Понимаете, вот о музыке я не берусь судить, я всё-таки в ней понимаю довольно мало. Кроме довольно большой наслушанности, у меня никакого права об этом говорить нет. Но Касторп для меня, понимаете, образ во многих отношениях умозрительный. Это бюргер, филистер, мещанин, который, по мысли Манна, вдруг сделан главным героем XX века, главным героем романа. Он познаёт. Он — такое чистое стекло, сквозь которое мы видим главные тенденции XX века. Я не видел таких людей и не верю в них. Как раз бюргеры, типа Ганса Касторпа, редко открыты миру. Они всегда имеют своё представление о нём, и это представление всегда очень авторитарно. Поэтому я не видел таких людей, как Касторп. И я счастлив, если они есть, но мне этот чистый юноша представляется исключительным плодом томасманновского воображения. Вот таких, как Нафта, таких, как Сеттембрини, даже таких, как Клавдия Шоша, я видел, а таких, как Касторп,— никогда. Они, как правило, все уже про всё знают.
Вернёмся через три минуты.
НОВОСТИ
Ну что? Ещё полчасика поотвечаем на вопросы.
«В чём разница между вашей позицией и позицией Кургиняна?»
Ну, знаете, в том же, в чём разница между мной и Кургиняном. Я смею думать, что Сергей Ервандович — человек не очень умный (это моё оценочное суждение), а о себе я при всём желании такого сказать не могу. Понимаете, есть разные люди, а идеи более или менее одинаковые. То, что Советский Союз вызывает интерес и во многих отношениях уважение у меня, Кургиняна и Проханова, не делает нас с Кургиняном и Прохановым людьми одной группы, одного карраса, говоря по-воннегутовски, одного плана и так далее. Мы совершенно разные. И разное мы любим в Советском Союзе. То, что модернизация представляется нужной и мне, и Кургиняну, опять-таки не делает нас с ним схожими. Понимаете, таблицу умножения признают и фашисты, но это не делает её фашистским ноу-хау.

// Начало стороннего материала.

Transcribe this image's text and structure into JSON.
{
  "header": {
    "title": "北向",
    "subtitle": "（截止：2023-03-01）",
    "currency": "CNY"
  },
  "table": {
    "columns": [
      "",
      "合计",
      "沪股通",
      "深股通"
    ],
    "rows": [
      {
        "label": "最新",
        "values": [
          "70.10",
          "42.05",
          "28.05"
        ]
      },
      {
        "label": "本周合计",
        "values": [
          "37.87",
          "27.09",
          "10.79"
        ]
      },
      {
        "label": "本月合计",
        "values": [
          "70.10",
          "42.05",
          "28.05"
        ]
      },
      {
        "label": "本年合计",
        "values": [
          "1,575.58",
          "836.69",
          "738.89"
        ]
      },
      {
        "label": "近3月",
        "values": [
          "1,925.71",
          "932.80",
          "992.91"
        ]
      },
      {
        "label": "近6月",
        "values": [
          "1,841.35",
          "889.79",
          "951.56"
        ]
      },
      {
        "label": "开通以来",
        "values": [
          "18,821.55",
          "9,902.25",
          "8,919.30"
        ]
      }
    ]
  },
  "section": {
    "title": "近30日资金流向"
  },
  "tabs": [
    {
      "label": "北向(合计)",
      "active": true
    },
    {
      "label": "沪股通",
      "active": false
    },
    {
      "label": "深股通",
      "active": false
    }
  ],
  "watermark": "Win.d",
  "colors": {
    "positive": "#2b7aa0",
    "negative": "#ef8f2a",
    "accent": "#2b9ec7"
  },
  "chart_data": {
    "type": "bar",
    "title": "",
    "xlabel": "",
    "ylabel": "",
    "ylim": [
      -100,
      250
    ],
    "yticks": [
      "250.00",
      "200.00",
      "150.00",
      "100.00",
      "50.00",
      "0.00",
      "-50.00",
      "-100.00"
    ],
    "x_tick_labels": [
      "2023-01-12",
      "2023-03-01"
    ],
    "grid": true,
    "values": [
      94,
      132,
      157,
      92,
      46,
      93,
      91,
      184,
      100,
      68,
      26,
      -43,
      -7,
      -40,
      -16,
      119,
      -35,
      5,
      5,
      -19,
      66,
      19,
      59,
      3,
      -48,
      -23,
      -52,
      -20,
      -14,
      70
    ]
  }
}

Мне кажется, что движение Кургиняна «Суть времени» очень точно отфильтровало людей, которые за ним идут. Вот это люди, которые ориентированы всё-таки на архаику, на тоску, на ностальгию. Мне же кажется, что сегодня модерн имеет более интересные перспективы. Надо думать о будущем, а не ностальгировать о прошлом. В Советском Союзе было очень много дурного. Я повторю свою старую метафору, которую я когда-то в ленинградской… в петербургской лекции об СССР уже использовал, и тоже меня очень часто за это долбали. Но это как раз, по-моему, показатель, что я всё-таки прав.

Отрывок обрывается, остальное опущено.